GATC02

Meeting 6/15/2011

Phase scope to create a Transcript Assembly pipeline on a time-line for ASPB

Attendees: Josh, Shiran, follow-up with Matt

Rationale

It gives the biggest bang for the buck in terms of defining gene-space and on a practical level is less intensive computationally, requiring less memory, than genome assembly due to reduced repeat content.

Bare-bones requirements for implementation of a workable demo.

Josh: Abyss is already running on Ranger and Shiran has experience using it on transcript assembly, with reasonably good results. So we would proceed with this. In the background we have a talented URP student who is will be comparing Abyss with Inchworm and Allpaths on the Amazon cloud under Shiran's supervision, which can feed into longer term objectives.

Matt: OK - in 7-10 days, we should be able to wrap and run Abyss using the Foundation API. I am more than happy to expand to other assemblers going forward! I'll ask Roger to make sure that we know how to run the entire abyss-pe workflow on a large memory machine (256 GB to start, though we can move to 1 TB if need be)

Josh: For initial evaluation of FASTQ reads we propose using FastQC (http://www.bioinformatics.bbsrc.ac.uk/projects/fastqc/) or other open source. This package is attractive because it provides summary graphs and tables. It has been demo'd on Illumina, 454, and BacBio, so I have no reason to think that SOLiD wouldn't also work. It requires a Java Runtime Environment. Is this feasible?

Matt: Java is installed on Ranger - load module java/1.6.0

Matt: I agree 100% about using FastQC up front - so much so that I built a version of it into the DE that renders the HTML+images report into a PDF so the DE can display it. We can definitely build a Foundation API version.

Josh: Read filtering - decGPU. Shiran--What do you currently do?

Matt: I was thinking about doing read correction using decGPU on longhorn, our 512 GPU cluster. But I don't know if we have time to get it running and debugged before ASPB.

Josh: The main Abyss parameter that a naive user needs to consider is Kmer length. Abyss outputs a Kmer frequency table but apparently only as part of the assembly output as opposed to a pre-analysis. If we want a Kmer index analysis prior to running Abyss, for the purpose of parameterization, a tool such as Tallymer could be used (a standard hash script is likely to run out of memory, whereas Tallymer uses suffix arrays).
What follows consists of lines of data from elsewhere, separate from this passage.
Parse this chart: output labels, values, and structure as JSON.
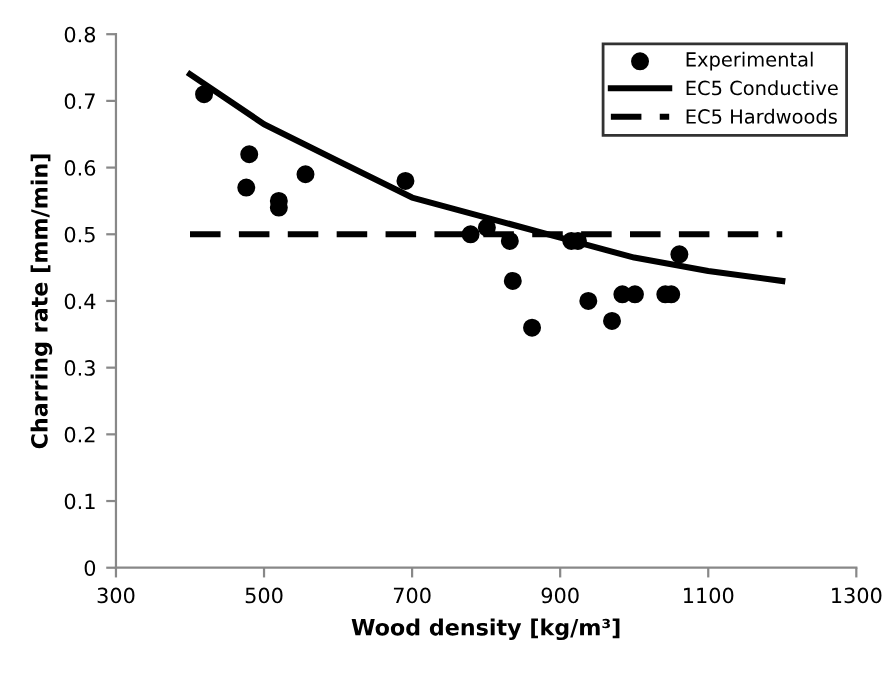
{
  "chart_data": {
    "type": "scatter",
    "xlabel": "Wood density [kg/m³]",
    "ylabel": "Charring rate [mm/min]",
    "xlim": [
      300,
      1300
    ],
    "xticks": [
      300,
      500,
      700,
      900,
      1100,
      1300
    ],
    "ylim": [
      0,
      0.8
    ],
    "yticks": [
      0,
      0.1,
      0.2,
      0.3,
      0.4,
      0.5,
      0.6,
      0.7,
      0.8
    ],
    "legend": "top right",
    "grid": false,
    "series": [
      {
        "name": "Experimental",
        "marker": "circle",
        "color": "#000000",
        "x": [
          419,
          480,
          476,
          520,
          520,
          556,
          691,
          779,
          801,
          832,
          836,
          862,
          915,
          924,
          938,
          970,
          984,
          1001,
          1042,
          1050,
          1061
        ],
        "values": [
          0.71,
          0.62,
          0.57,
          0.55,
          0.54,
          0.59,
          0.58,
          0.5,
          0.51,
          0.49,
          0.43,
          0.36,
          0.49,
          0.49,
          0.4,
          0.37,
          0.41,
          0.41,
          0.41,
          0.41,
          0.47
        ]
      },
      {
        "name": "EC5 Conductive",
        "type": "line",
        "line_style": "solid",
        "color": "#000000",
        "x": [
          400,
          500,
          600,
          700,
          800,
          900,
          1000,
          1100,
          1200
        ],
        "values": [
          0.74,
          0.665,
          0.61,
          0.555,
          0.525,
          0.495,
          0.465,
          0.445,
          0.43
        ]
      },
      {
        "name": "EC5 Hardwoods",
        "type": "line",
        "line_style": "dashed",
        "color": "#000000",
        "x": [
          400,
          1200
        ],
        "values": [
          0.5,
          0.5
        ]
      }
    ]
  }
}
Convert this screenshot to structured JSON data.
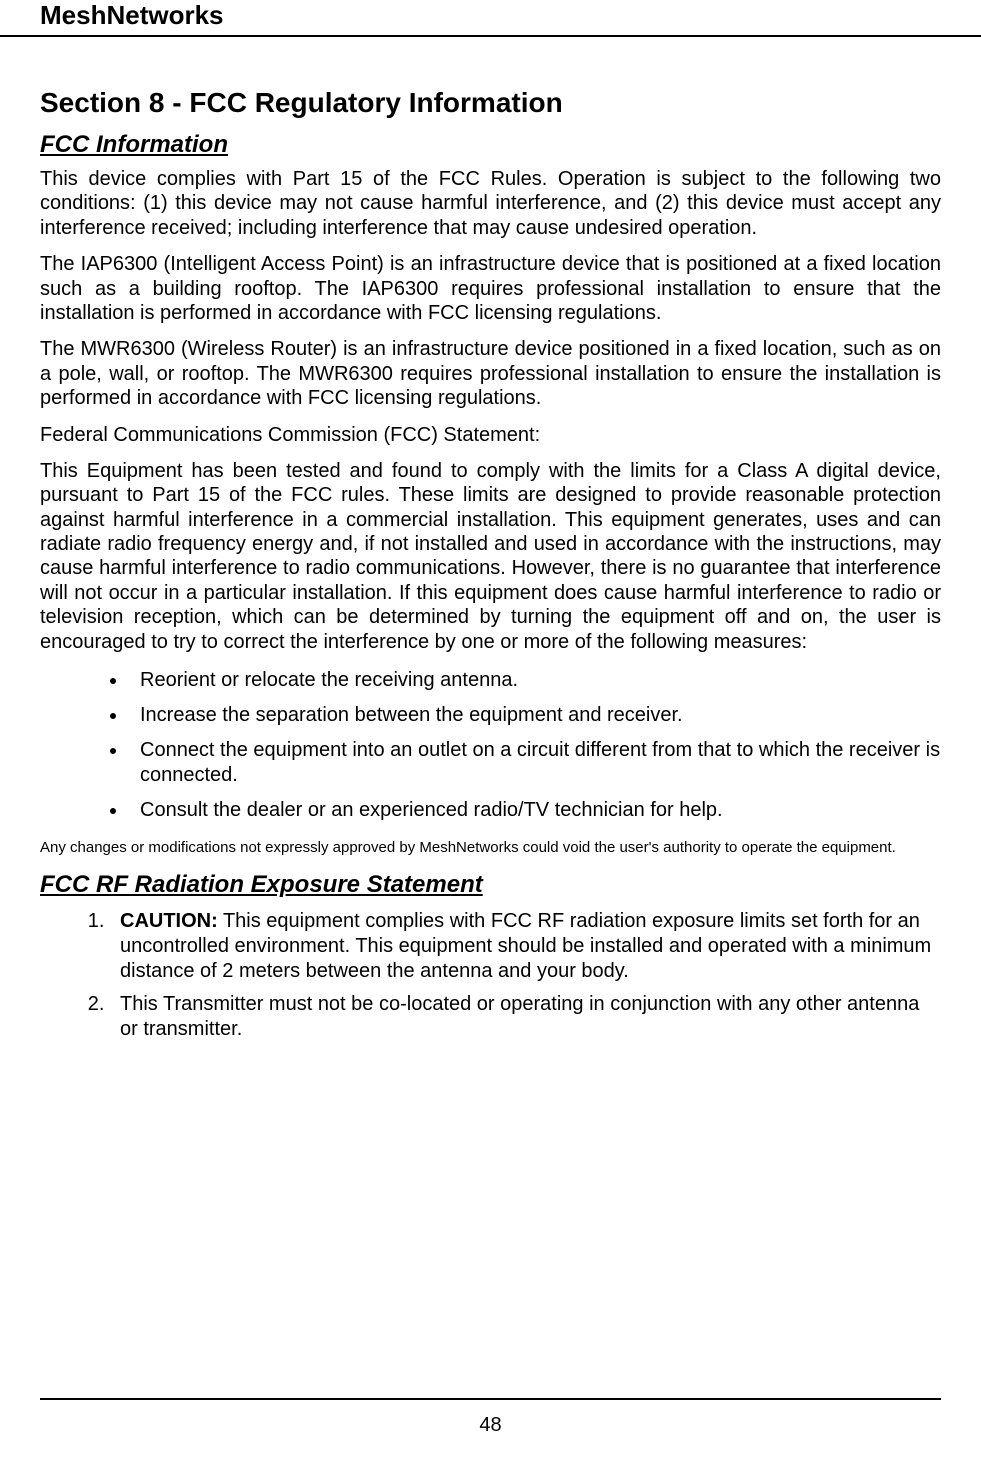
{
  "header": {
    "brand": "MeshNetworks"
  },
  "section": {
    "title": "Section 8 - FCC Regulatory Information",
    "sub1": "FCC Information",
    "p1": "This device complies with Part 15 of the FCC Rules.  Operation is subject to the following two conditions: (1) this device may not cause harmful interference, and (2) this device must accept any interference received; including interference that may cause undesired operation.",
    "p2": "The IAP6300 (Intelligent Access Point) is an infrastructure device that is positioned at a fixed location such as a building rooftop.  The IAP6300 requires professional installation to ensure that the installation is performed in accordance with FCC licensing regulations.",
    "p3": " The MWR6300 (Wireless Router) is an infrastructure device positioned in a fixed location, such as on a pole, wall, or rooftop.  The MWR6300 requires professional installation to ensure the installation is performed in accordance with FCC licensing regulations.",
    "p4": "Federal Communications Commission (FCC) Statement:",
    "p5": "This Equipment has been tested and found to comply with the limits for a Class A digital device, pursuant to Part 15 of the FCC rules.  These limits are designed to provide reasonable protection against harmful interference in a commercial installation.  This equipment generates, uses and can radiate radio frequency energy and, if not installed and used in accordance with the instructions, may cause harmful interference to radio communications.  However, there is no guarantee that interference will not occur in a particular installation.  If this equipment does cause harmful interference to radio or television reception, which can be determined by turning the equipment off and on, the user is encouraged to try to correct the interference by one or more of the following measures:",
    "bullets": [
      "Reorient or relocate the receiving antenna.",
      "Increase the separation between the equipment and receiver.",
      "Connect the equipment into an outlet on a circuit different from that to which the receiver is connected.",
      "Consult the dealer or an experienced radio/TV technician for help."
    ],
    "fine": "Any changes or modifications not expressly approved by MeshNetworks could void the user's authority to operate the equipment.",
    "sub2": "FCC RF Radiation Exposure Statement",
    "ol": [
      {
        "caution": "CAUTION:",
        "text": "  This equipment complies with FCC RF radiation exposure limits set forth for an uncontrolled environment.  This equipment should be installed and operated with a minimum distance of 2 meters between the antenna and your body."
      },
      {
        "caution": "",
        "text": "This Transmitter must not be co-located or operating in conjunction with any other antenna or transmitter."
      }
    ]
  },
  "footer": {
    "page": "48"
  }
}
Matt: My thoughts exactly - we have 32 GB/node RAM on Ranger, and 24 GB/node on Lonestar to work with. Or we could do Tallymer analysis on Longhorn and use the 144 GB nodes. Anyway, we are on the same page. Its my understanding one needs a kmer analysis before doing read correction as well, so this kills a couple of birds with one stone.

Josh: After defining a baseline Kmer the user would then pick 2 below and 2 above a increments of 5, such as 40, 45, 50, 55, 60. We would need an R-script or other for generating a graph of index curves at a given Kmer. Christos is on-board for developing R-scripts.

Matt: Yes, and as long as he parameterizes them the same way he does for the DE, this will work well.

Josh: I would imagine that sequencing strategy would also come into play in terms of Abyss methods. E.g. stranded vs non-stranded, paired-end. Shiran--please fill in.

For post-analysis we can use Abyss Explorer which makes graphical distribution plots (Java).

Matt: Is this an interactive application? If so, the way to use it on outputs from the DE is to fire up a VM in Atmosphere. We could have Abyss explorer installed on the Bioinformatics appliance for this purpose. If it generates static images, we can call it as a shell application and generate reports.

Josh: Annotation: Align to CDS or protein sequences of well-annotated, appropriate, reference species. Blastn/Blastx is an option as well BLAT. We already have parsing scripts for either of these options, and scripts for defining coverage. In addition, scripts to define longest ORF and provide translation. Could also show an 6-frame translation underneath the cDNA sequence with annotation of start and stop codons.

Matt: Showing in the August version of the DE may be hard - we only have the ability to show static
Priority is getting the Kmer sweep + post-assembly annotation working for ASPB - these are what Id say are virtually impossible for people to easily do on their own.